Novena a Nuestra Señora de la Eucaristía (VII)


         Meditación
         Nuestra Señora de la Eucaristía es María, la Madre de Jesús de Nazareth; cuando se contempla la imagen, se tiene la idea de una grácil y frágil mujer joven que lleva, orgullosa, en sus brazos, a su niño; ambos están buscando ya sea un lugar fresco en la casa, para deleitarse con las uvas que acaban de cortar de la vid de su patio, o bien están ofreciendo, al interlocutor que se les acerca, estas uvas, para compartirlas con él. Esto es lo que nos dice la imagen, vista con los ojos del cuerpo, que no ven más allá de lo que aparece y que, para las cosas de Dios y sus misterios, son ciegos completamente.
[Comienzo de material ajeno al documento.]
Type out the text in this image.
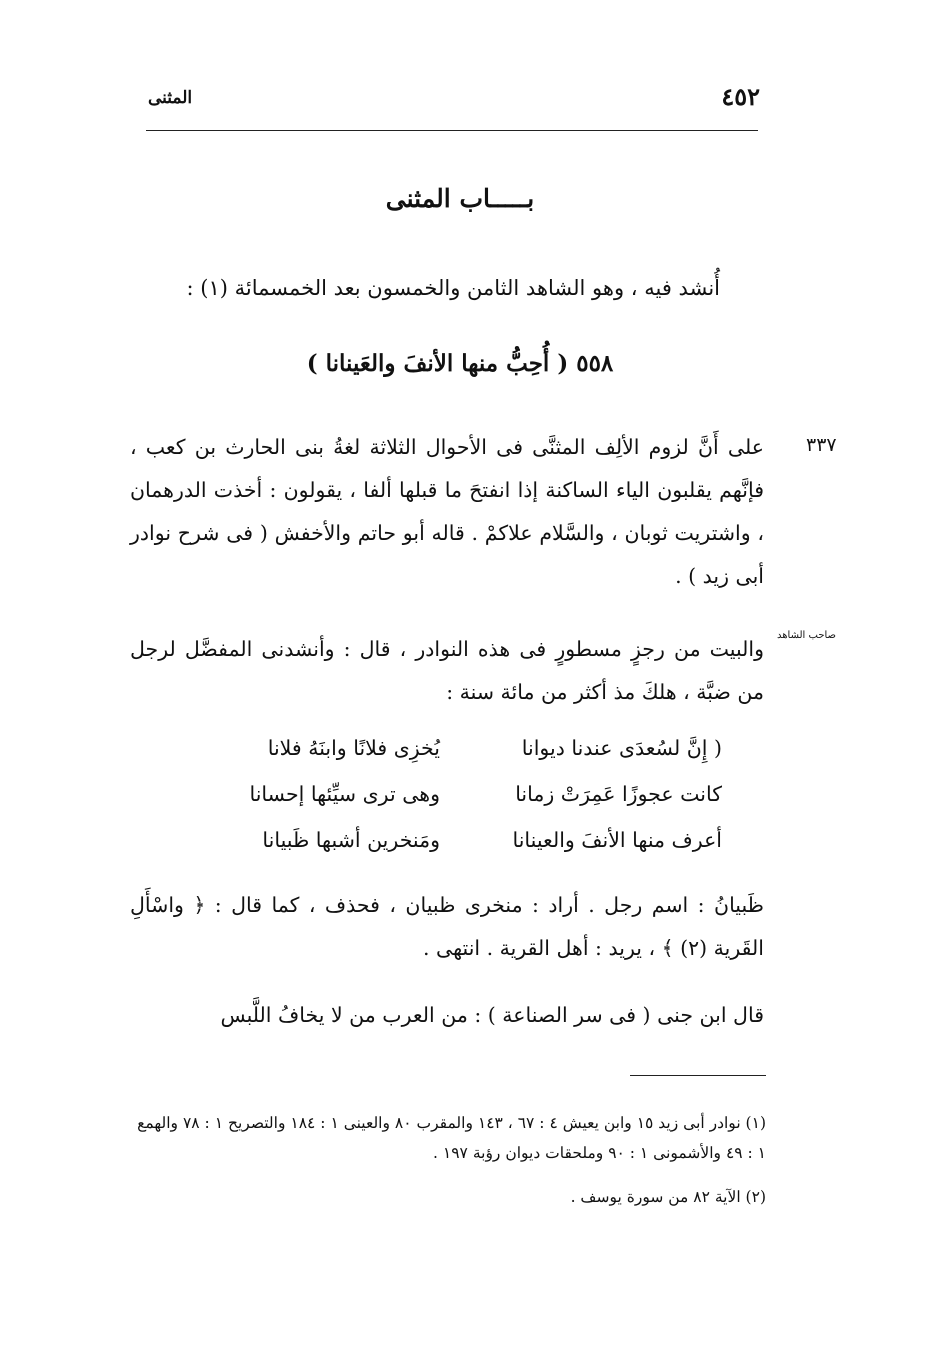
٤٥٢
المثنى
بـــــاب المثنى
أُنشد فيه ، وهو الشاهد الثامن والخمسون بعد الخمسمائة (١) :
٥٥٨ ( أُحِبُّ منها الأنفَ والعَينانا )
٣٣٧
صاحب الشاهد
على أَنَّ لزوم الألِف المثنَّى فى الأحوال الثلاثة لغةُ بنى الحارث بن كعب ، فإنَّهم يقلبون الياء الساكنة إذا انفتحَ ما قبلها ألفا ، يقولون : أخذت الدرهمان ، واشتريت ثوبان ، والسَّلام علاكمْ . قاله أبو حاتم والأخفش ( فى شرح نوادر أبى زيد ) .
والبيت من رجزٍ مسطورٍ فى هذه النوادر ، قال : وأنشدنى المفضَّل لرجل من ضبَّة ، هلكَ مذ أكثر من مائة سنة :
( إِنَّ لسُعدَى عندنا ديوانا
يُخزِى فلانًا وابنَهُ فلانا
كانت عجوزًا عَمِرَتْ زمانا
وهى ترى سيِّئها إحسانا
أعرف منها الأنفَ والعينانا
ومَنخرين أشبها ظَبيانا
ظَبيانُ : اسم رجل . أراد : منخرى ظبيان ، فحذف ، كما قال : ﴿ واسْأَلِ القَرية (٢) ﴾ ، يريد : أهل القرية . انتهى .
قال ابن جنى ( فى سر الصناعة ) : من العرب من لا يخافُ اللَّبس
(١) نوادر أبى زيد ١٥ وابن يعيش ٤ : ٦٧ ، ١٤٣ والمقرب ٨٠ والعينى ١ : ١٨٤ والتصريح ١ : ٧٨ والهمع ١ : ٤٩ والأشمونى ١ : ٩٠ وملحقات ديوان رؤبة ١٩٧ .
(٢) الآية ٨٢ من سورة يوسف .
         Pero vista con los ojos de la Fe, la imagen nos dice algo mucho más misterioso e incomprensiblemente más profundo: Nuestra Señora de la Eucaristía es la Celestial Capitana que se enfrenta al Dragón Rojo y la bestia negra, la masonería, el ejército dirigido por Satanás; ejército que cuenta con innumerables soldados a su servicio, todos activos y puestos a trabajar a las órdenes del ángel caído, quien tiene un objetivo bien preciso: desterrar del corazón del hombre el amor y el conocimiento del único Dios verdadero, Dios Uno y Trino, para iniciar a la humanidad entera en el ocultismo y lograr así la consagración luciferina de toda la humanidad; ejército que se muestra sumamente activo a lo largo y ancho del mundo, captando cada vez más adeptos a través de la secta luciferina llamada “Nueva Era”, “Conspiración de Acuario”, o “New Age”; ejército que está logrando su cometido, porque está llevando un número cada vez más grande de almas a los abismos del infierno; ejército que trabaja activamente y con mucha eficacia, para sembrar el error y profanar todo lo sagrado, lo bueno, lo justo, conduciendo a la apostasía y al error.
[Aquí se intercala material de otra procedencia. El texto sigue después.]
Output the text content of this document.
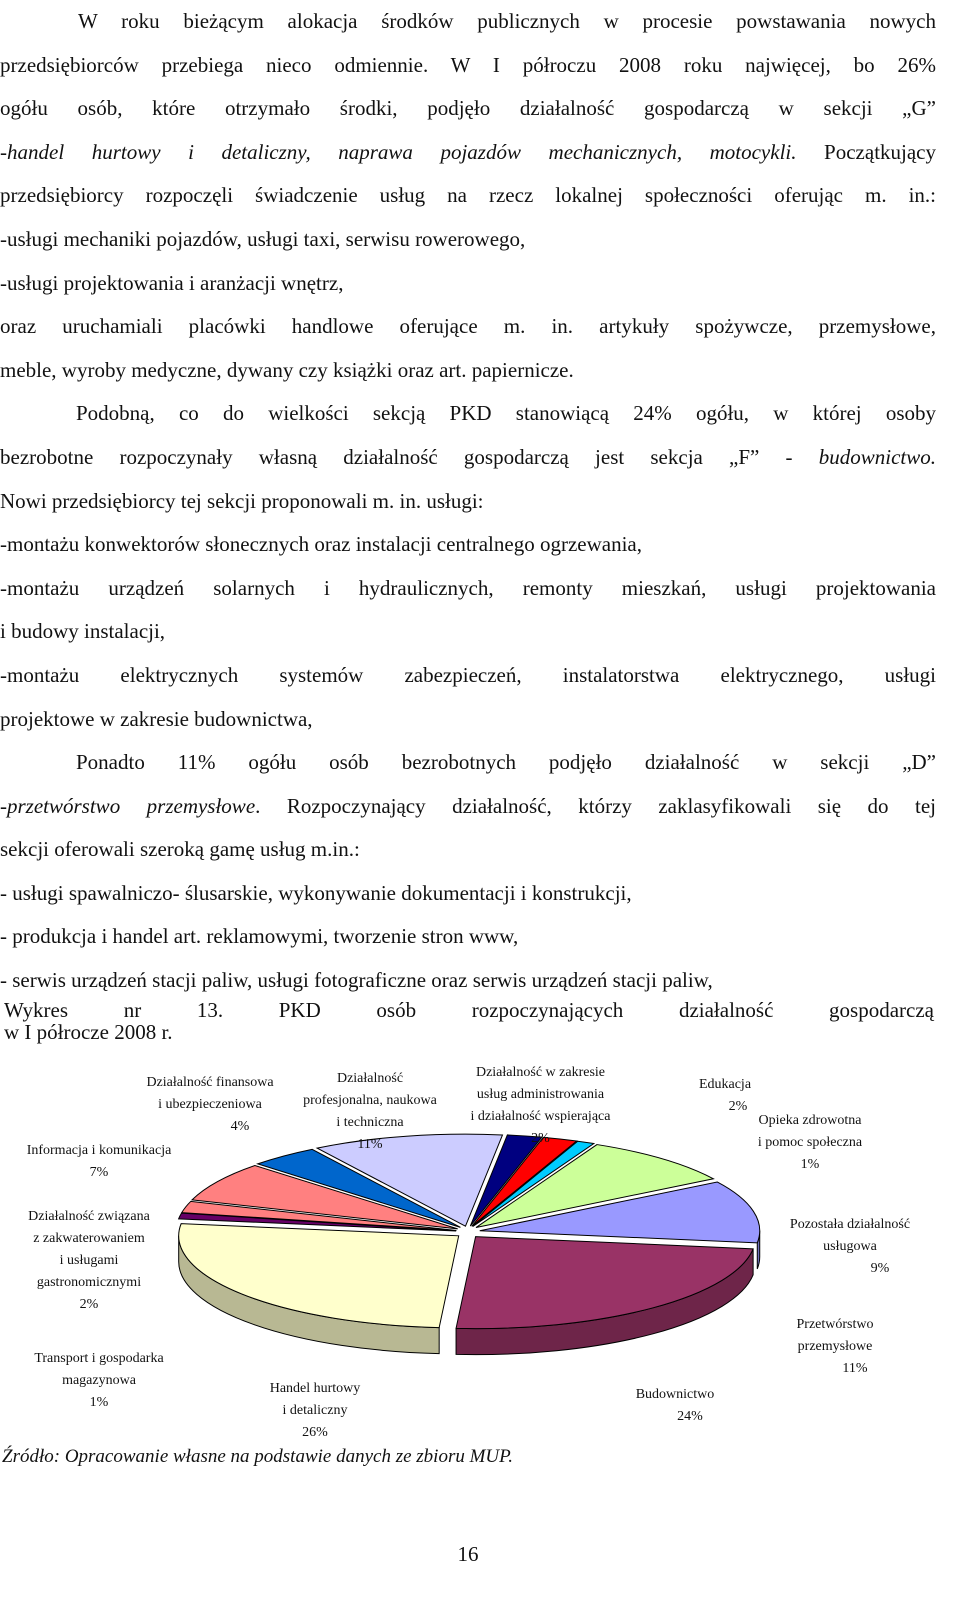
W roku bieżącym alokacja środków publicznych w procesie powstawania nowych

przedsiębiorców przebiega nieco odmiennie. W I półroczu 2008 roku najwięcej, bo 26%

ogółu osób, które otrzymało środki, podjęło działalność gospodarczą w sekcji „G”

-handel hurtowy i detaliczny, naprawa pojazdów mechanicznych, motocykli. Początkujący

przedsiębiorcy rozpoczęli świadczenie usług na rzecz lokalnej społeczności oferując m. in.:

-usługi mechaniki pojazdów, usługi taxi, serwisu rowerowego,

-usługi projektowania i aranżacji wnętrz,

oraz uruchamiali placówki handlowe oferujące m. in. artykuły spożywcze, przemysłowe,

meble, wyroby medyczne, dywany czy książki oraz art. papiernicze.

Podobną, co do wielkości sekcją PKD stanowiącą 24% ogółu, w której osoby

bezrobotne rozpoczynały własną działalność gospodarczą jest sekcja „F” - budownictwo.

Nowi przedsiębiorcy tej sekcji proponowali m. in. usługi:

-montażu konwektorów słonecznych oraz instalacji centralnego ogrzewania,

-montażu urządzeń solarnych i hydraulicznych, remonty mieszkań, usługi projektowania

i budowy instalacji,

-montażu elektrycznych systemów zabezpieczeń, instalatorstwa elektrycznego, usługi

projektowe w zakresie budownictwa,

Ponadto 11% ogółu osób bezrobotnych podjęło działalność w sekcji „D”

-przetwórstwo przemysłowe. Rozpoczynający działalność, którzy zaklasyfikowali się do tej

sekcji oferowali szeroką gamę usług m.in.:

- usługi spawalniczo- ślusarskie, wykonywanie dokumentacji i konstrukcji,

- produkcja i handel art. reklamowymi, tworzenie stron www,

- serwis urządzeń stacji paliw, usługi fotograficzne oraz serwis urządzeń stacji paliw,

Wykres nr 13. PKD osób rozpoczynających działalność gospodarczą

w I półrocze 2008 r.

Działalność finansowa
i ubezpieczeniowa
4%
Działalność
profesjonalna, naukowa
i techniczna
11%
Działalność w zakresie
usług administrowania
i działalność wspierająca
2%
Edukacja
2%
Opieka zdrowotna
i pomoc społeczna
1%
Informacja i komunikacja
7%
Działalność związana
z zakwaterowaniem
i usługami
gastronomicznymi
2%
Pozostała działalność
usługowa
9%
Przetwórstwo
przemysłowe
11%
Transport i gospodarka
magazynowa
1%
Handel hurtowy
i detaliczny
26%
Budownictwo
24%
Źródło: Opracowanie własne na podstawie danych ze zbioru MUP.
16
         Nuestra Señora de la Eucaristía es la Celestial Capitana del Ejército de Dios, formado por los ángeles y los santos del cielo y por los hombres que reconociéndose pecadores, desean combatir contra el pecado en sus almas y en el mundo, para vivir la vida de la gracia.
         Las armas que nos da esta Celestial Capitana son armas que vuelven invencibles a quienes las manejen, y les conceden un triunfo rotundo y seguro; son armas que permiten detectar las insidias de Satanás y alejar al Ángel caído de la propia vida y de la vida de los seres queridos: la Cruz de su Hijo Jesús, su Cuerpo, su Sangre, su Alma y su Divinidad, la Eucaristía; el Santo Rosario; la confesión sacramental frecuente; los sacramentales, como el agua bendita y el Santo Escapulario, sea el del Carmen o el Verde; la bondad del corazón y la santidad de vida, que viene solo y únicamente por la gracia de Jesús comunicada por los sacramentos, la fe y la oración, y las obras de misericordia corporales y espirituales, como expresión práctica de esta bondad y santidad.
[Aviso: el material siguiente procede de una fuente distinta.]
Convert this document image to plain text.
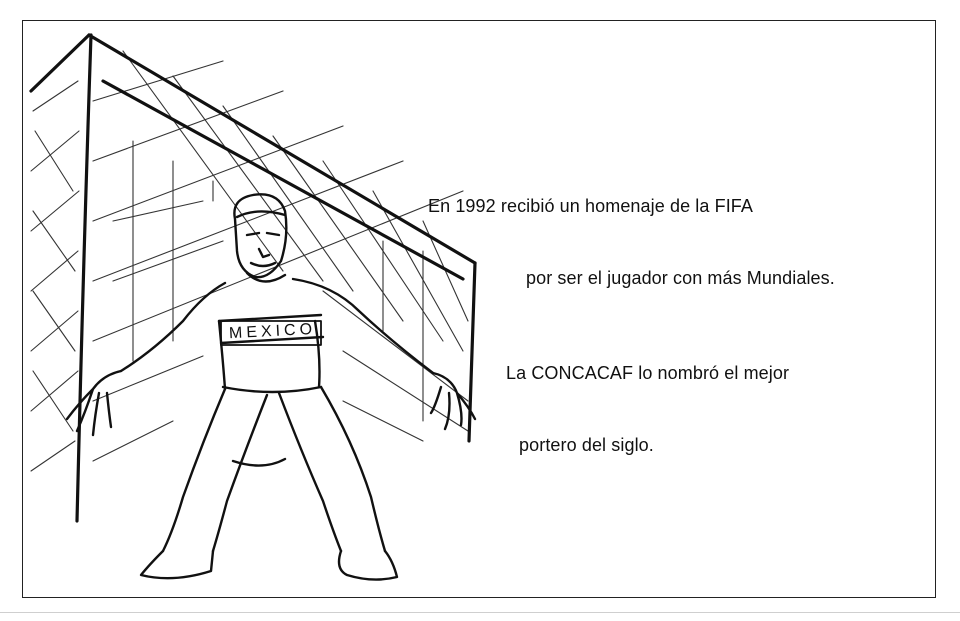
MEXICO
En 1992 recibió un homenaje de la FIFA
por ser el jugador con más Mundiales.
La CONCACAF lo nombró el mejor
portero del siglo.
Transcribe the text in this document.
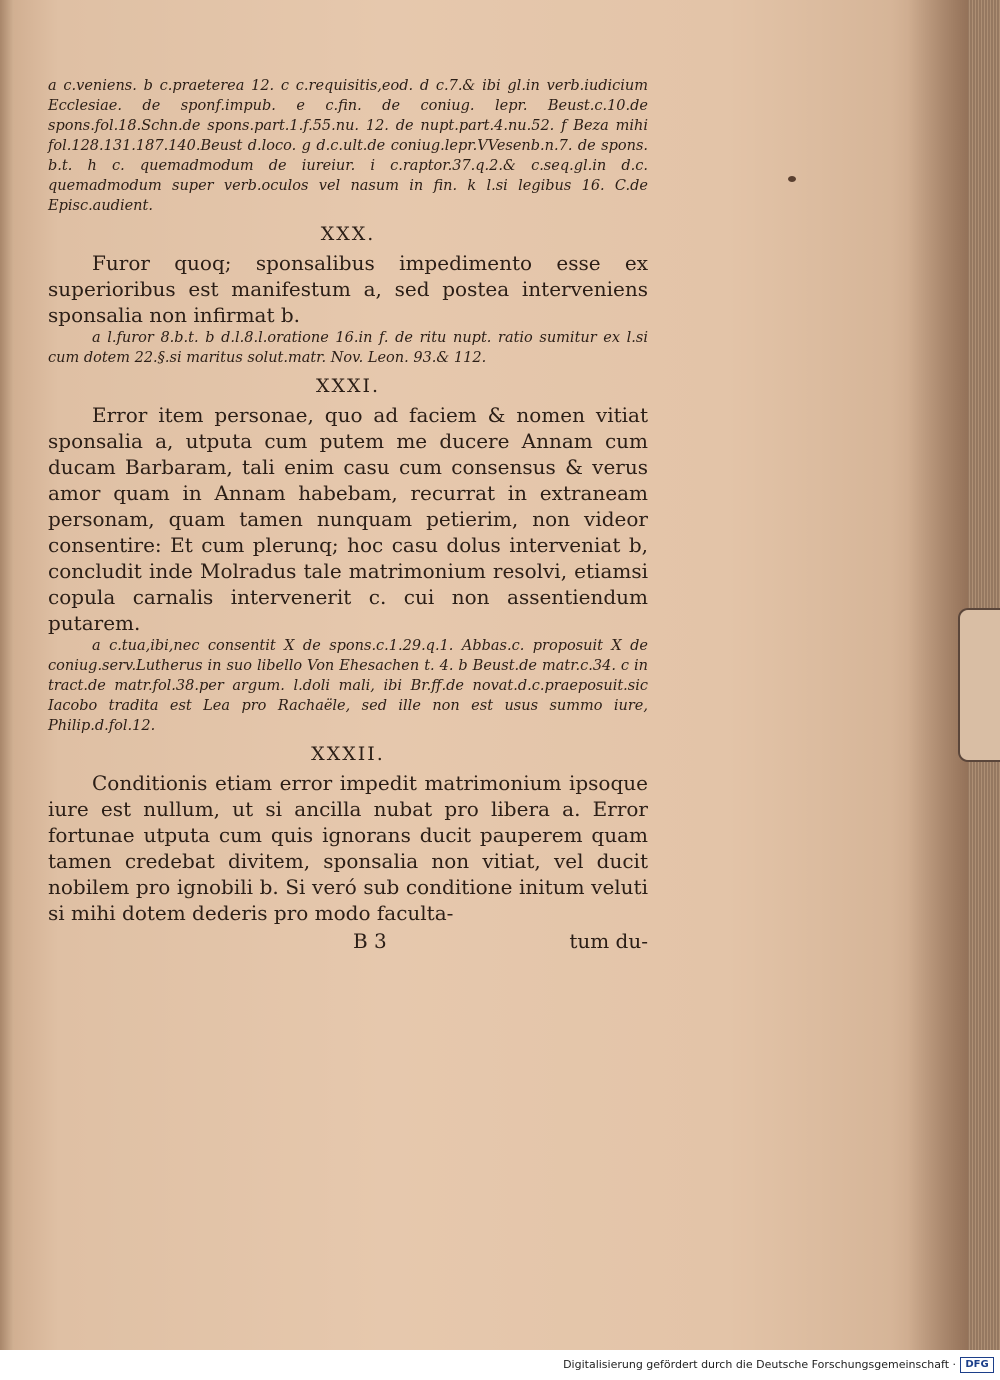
a c.veniens. b c.praeterea 12. c c.requisitis,eod. d c.7.& ibi gl.in verb.iudicium Ecclesiae. de sponf.impub. e c.fin. de coniug. lepr. Beust.c.10.de spons.fol.18.Schn.de spons.part.1.f.55.nu. 12. de nupt.part.4.nu.52. f Beza mihi fol.128.131.187.140.Beust d.loco. g d.c.ult.de coniug.lepr.VVesenb.n.7. de spons. b.t. h c. quemadmodum de iureiur. i c.raptor.37.q.2.& c.seq.gl.in d.c. quemadmodum super verb.oculos vel nasum in fin. k l.si legibus 16. C.de Episc.audient.

XXX.

Furor quoq; sponsalibus impedimento esse ex superioribus est manifestum a, sed postea interveniens sponsalia non infirmat b.

a l.furor 8.b.t. b d.l.8.l.oratione 16.in f. de ritu nupt. ratio sumitur ex l.si cum dotem 22.§.si maritus solut.matr. Nov. Leon. 93.& 112.

XXXI.

Error item personae, quo ad faciem & nomen vitiat sponsalia a, utputa cum putem me ducere Annam cum ducam Barbaram, tali enim casu cum consensus & verus amor quam in Annam habebam, recurrat in extraneam personam, quam tamen nunquam petierim, non videor consentire: Et cum plerunq; hoc casu dolus interveniat b, concludit inde Molradus tale matrimonium resolvi, etiamsi copula carnalis intervenerit c. cui non assentiendum putarem.

a c.tua,ibi,nec consentit X de spons.c.1.29.q.1. Abbas.c. proposuit X de coniug.serv.Lutherus in suo libello Von Ehesachen t. 4. b Beust.de matr.c.34. c in tract.de matr.fol.38.per argum. l.doli mali, ibi Br.ff.de novat.d.c.praeposuit.sic Iacobo tradita est Lea pro Rachaële, sed ille non est usus summo iure, Philip.d.fol.12.

XXXII.

Conditionis etiam error impedit matrimonium ipsoque iure est nullum, ut si ancilla nubat pro libera a. Error fortunae utputa cum quis ignorans ducit pauperem quam tamen credebat divitem, sponsalia non vitiat, vel ducit nobilem pro ignobili b. Si veró sub conditione initum veluti si mihi dotem dederis pro modo faculta-

B 3	tum du-
Digitalisierung gefördert durch die Deutsche Forschungsgemeinschaft · DFG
         Nuestra Señora de la Eucaristía, al igual que a los sirvientes en las Bodas de Caná, que siguiendo las órdenes de Jesús llenaron las tinajas vacías con agua, para que Jesús convirtiera el agua en vino, nos dice: “Haced lo que Él os diga”, y lo que Él dice es que usemos las armas que nos da su Madre, la Virgen. De esta manera, las tinajas vacías, los corazones nuestros y los de nuestros seres queridos, y todo el mundo, se llenarán de la gracia de Dios, como paso previo para ser llenados con el Vino de la Alianza Nueva y Eterna, la Sangre del Cordero de Dios. Y así, Dios Uno y Trino obtendrá el triunfo más rotundo, triunfo que ya está logrado en la Cruz de Jesús, y es el de ser adorado, bendecido, amado y glorificado por sus hijos, los hombres de todas las razas, de todos los tiempos.

         Intención para el Día 7 de la Novena:

         Nuestra Señora de la Eucaristía, concédenos la gracia de dar valiente testimonio público de Cristo, frente al neo-paganismo imperante, para que Cristo sea conocido y amado por todos los hombres. Amén.